Assessment of Contact Hypersensitivity to Hydrocarbons, C12-C15, n-alkanes, isoalkanes, <2% aromatics in the Albino Guinea Pig (Maximization Test).

The study was carried out based on the guidelines described in:

OECD No. 406 (1992) "Skin Sensitization"

EC No 440/2008; B6: "Skin Sensitization: Guinea-Pig Maximization Test (GPMT)"

EPA OPPTS 870.2600 (2003) “Skin Sensitization”

JMAFF Guidelines (2000), including the most recent revisions.

The study was based on the method described by Magnusson and Kligman, "Allergic Contact Dermatitis in the Guinea Pig - Identification of Contact Allergens" (1970).

Test substance concentrations selected for the main study were based on the results of a preliminary study.

In the main study, ten experimental animals were intradermally injected with a 20% concentration and epidermally exposed to a 20% concentration. Five control animals were similarly treated, but with vehicle alone (corn oil).

Two weeks after the epidermal application all animals were challenged with a 20% test substance concentration and the vehicle. A second challenge was performed one week later with the test substance concentration 20% and the vehicle.

First Challenge: A skin reaction of grade 1 was observed in one experimental animal, 48 hours after challenge only. No skin reactions were evident in the control animals.

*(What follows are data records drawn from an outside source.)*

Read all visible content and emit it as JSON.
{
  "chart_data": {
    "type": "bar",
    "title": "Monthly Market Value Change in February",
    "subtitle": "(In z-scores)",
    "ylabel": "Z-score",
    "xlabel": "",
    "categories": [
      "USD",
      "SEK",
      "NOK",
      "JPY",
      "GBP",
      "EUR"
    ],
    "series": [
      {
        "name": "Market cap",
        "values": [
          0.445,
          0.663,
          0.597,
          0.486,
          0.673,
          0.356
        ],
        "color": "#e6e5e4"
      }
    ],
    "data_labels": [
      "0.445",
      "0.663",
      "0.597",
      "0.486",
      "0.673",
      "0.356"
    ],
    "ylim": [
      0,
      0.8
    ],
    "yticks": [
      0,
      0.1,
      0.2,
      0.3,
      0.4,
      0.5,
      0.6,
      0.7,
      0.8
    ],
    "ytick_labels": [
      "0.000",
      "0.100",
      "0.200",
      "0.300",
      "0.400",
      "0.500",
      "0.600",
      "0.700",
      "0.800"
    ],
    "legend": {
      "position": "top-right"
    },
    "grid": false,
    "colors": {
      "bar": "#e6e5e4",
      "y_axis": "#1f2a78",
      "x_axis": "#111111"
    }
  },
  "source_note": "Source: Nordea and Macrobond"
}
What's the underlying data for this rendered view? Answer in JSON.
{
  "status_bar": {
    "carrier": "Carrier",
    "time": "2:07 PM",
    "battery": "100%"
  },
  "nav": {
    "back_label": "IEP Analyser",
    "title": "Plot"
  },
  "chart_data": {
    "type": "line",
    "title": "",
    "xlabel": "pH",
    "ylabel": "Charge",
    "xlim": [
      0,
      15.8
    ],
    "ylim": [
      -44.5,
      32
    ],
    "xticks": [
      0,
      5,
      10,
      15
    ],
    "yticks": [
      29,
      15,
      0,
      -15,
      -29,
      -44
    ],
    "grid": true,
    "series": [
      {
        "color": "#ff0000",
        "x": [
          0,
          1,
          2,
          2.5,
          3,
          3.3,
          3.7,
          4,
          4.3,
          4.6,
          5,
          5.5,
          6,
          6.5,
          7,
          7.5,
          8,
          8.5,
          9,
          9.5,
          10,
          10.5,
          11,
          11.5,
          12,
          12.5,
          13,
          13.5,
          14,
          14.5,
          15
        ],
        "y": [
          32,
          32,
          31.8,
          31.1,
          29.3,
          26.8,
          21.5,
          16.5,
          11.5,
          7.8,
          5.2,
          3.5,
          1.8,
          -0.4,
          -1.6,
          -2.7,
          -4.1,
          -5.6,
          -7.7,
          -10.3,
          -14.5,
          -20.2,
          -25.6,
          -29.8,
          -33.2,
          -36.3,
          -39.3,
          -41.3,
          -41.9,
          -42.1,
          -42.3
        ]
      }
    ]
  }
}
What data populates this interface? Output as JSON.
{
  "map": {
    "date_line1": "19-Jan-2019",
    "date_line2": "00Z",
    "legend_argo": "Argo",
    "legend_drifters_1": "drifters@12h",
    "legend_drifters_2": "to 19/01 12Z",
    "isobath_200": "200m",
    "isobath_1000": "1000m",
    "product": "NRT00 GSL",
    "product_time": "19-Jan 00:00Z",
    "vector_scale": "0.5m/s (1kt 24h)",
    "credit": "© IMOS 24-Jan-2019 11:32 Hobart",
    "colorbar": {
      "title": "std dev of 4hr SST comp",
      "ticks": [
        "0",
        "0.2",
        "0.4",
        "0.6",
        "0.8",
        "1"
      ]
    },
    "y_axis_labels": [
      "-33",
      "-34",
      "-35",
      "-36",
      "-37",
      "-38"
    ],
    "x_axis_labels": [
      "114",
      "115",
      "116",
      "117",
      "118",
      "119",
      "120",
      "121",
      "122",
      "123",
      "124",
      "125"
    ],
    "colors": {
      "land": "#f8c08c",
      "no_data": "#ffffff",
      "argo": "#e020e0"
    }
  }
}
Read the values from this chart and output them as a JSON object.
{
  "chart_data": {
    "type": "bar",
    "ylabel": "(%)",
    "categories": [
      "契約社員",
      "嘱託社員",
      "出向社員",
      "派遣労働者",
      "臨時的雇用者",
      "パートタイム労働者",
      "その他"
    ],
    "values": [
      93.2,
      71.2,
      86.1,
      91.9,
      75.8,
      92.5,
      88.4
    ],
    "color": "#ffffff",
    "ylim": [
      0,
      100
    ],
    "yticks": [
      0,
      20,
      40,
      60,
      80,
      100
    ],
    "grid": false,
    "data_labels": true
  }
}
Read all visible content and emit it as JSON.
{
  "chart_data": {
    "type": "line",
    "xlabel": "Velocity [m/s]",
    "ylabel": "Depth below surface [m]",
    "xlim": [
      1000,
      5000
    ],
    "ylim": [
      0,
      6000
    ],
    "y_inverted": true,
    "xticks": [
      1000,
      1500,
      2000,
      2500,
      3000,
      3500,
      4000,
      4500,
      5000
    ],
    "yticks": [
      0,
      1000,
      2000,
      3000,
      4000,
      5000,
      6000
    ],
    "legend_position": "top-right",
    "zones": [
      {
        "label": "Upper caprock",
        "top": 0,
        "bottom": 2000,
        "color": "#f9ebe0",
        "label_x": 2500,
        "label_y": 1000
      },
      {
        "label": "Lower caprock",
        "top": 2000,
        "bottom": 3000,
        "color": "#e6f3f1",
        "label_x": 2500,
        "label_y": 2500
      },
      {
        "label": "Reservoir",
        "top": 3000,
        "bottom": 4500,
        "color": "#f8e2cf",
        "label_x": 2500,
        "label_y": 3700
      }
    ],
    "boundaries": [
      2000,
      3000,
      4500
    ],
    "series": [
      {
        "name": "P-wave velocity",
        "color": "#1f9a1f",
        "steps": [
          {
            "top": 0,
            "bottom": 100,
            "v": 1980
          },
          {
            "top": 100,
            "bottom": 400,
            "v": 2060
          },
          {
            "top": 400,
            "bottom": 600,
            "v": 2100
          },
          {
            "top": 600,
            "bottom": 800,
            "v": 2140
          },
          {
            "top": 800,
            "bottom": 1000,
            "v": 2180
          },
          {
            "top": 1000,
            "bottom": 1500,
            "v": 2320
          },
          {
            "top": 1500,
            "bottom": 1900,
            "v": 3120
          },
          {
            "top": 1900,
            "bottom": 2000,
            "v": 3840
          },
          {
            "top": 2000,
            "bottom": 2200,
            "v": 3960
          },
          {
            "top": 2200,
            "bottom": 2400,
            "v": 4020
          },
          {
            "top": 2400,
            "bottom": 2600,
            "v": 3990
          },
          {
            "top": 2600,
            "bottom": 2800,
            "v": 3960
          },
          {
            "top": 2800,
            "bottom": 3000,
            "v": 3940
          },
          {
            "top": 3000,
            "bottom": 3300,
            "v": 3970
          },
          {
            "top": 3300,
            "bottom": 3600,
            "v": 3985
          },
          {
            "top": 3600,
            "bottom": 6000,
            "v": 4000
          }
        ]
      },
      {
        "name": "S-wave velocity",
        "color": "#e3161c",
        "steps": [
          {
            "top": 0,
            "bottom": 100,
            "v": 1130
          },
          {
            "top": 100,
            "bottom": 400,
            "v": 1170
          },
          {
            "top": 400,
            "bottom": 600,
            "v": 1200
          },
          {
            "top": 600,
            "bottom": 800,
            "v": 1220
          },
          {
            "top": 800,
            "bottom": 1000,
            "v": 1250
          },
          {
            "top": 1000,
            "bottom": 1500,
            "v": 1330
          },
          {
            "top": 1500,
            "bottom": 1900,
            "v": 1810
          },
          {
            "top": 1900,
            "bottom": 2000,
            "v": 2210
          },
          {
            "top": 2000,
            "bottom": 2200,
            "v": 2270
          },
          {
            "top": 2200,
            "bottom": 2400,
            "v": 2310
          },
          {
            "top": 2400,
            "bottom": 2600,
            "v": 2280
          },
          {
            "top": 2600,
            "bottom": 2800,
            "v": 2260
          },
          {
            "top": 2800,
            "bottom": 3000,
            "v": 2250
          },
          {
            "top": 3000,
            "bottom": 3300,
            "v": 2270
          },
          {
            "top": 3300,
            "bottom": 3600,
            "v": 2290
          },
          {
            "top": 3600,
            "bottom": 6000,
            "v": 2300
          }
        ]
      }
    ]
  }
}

Second challenge: In order to confirm the results of the first challenge, a second challenge was performed one week later using the same test substance concentration of 20%. No skin reactions were evident after the challenge exposure in any of the experimental and control animals. The skin reaction as seen in one experimental animal after the first challenge was not confirmed at the second challenge.

There was no evidence that Hydrocarbons, C12-C15, n-alkanes, isoalkanes, <2% aromatics had caused skin hypersensitivity in the guinea pig, since no responses were observed in the experimental animals in response to a 20% test substance concentration in the second challenge phase. This result indicates a sensitization rate of 0 per cent. Based on these results Hydrocarbons, C12-C15, n-alkanes, isoalkanes, <2% aromatics does not have to be classified and has no obligatory labelling requirement for sensitization by skin contact according to the:

- Globally Harmonized System of Classification and Labelling of Chemicals (GHS) of the United Nations (2007) (including all amendments),

- Regulation (EC) No 1272/2008 on classification, labelling and packaging of substances and mixtures (including all amendments).